Perhaps I should say first that I understand pro-life Catholics’ leeriness of “seamless garment” theory, which (as William Doino has written on this site) can easily be misused to imply that specific political goals are every bit as foundational to Catholic moral theology as opposition to abortion. It can also become an excuse for devoting one’s energy solely to whatever aspects of Catholic teaching are popular or politically expedient at the time.
Yet it’s very much the case that our efforts to protect the unborn and our efforts to help the poor spring from the same teachings about the dignity of every human being and the duties entailed in upholding that dignity. The unborn and the poor do not compete for our attention; they each deserve our attention because they are all human beings whose lives should be as sacred to us as our own.
Moreover, in my experience (contra Oppenheimer’s perception), nowhere is this consistent ethic of life more deeply recognized—-in a way that defies conventional political categories—-than in religious orders. Thus the very nuns who fight abortion do so by helping the poor.

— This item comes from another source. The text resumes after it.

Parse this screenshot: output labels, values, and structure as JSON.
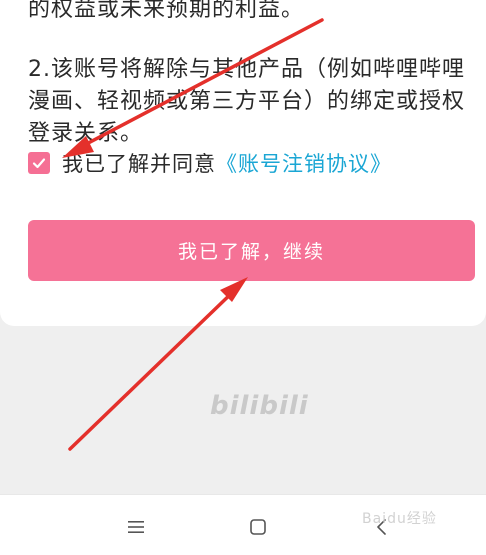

A Franciscan priest whom any journalist would describe as “conservative” says things that sound very un-conservative indeed, like “A culture of selfishness, individualism, looking out for number one is not good for the common good. Its not good for the (market) economy and not good for the economy of love . . . . Greed isolates us. Selfishness becomes loneliness.”
And a Benedictine priest I know—-also one who could be called conservative—-has remarked that it’s a pity the U.S. spends billions of dollars on wars overseas when there’s so much poverty on our shores.
It should be obvious that to understand how religious orders live out Catholic social teaching, one must go beyond America’s political divides. Which is awfully hard for journalists to do.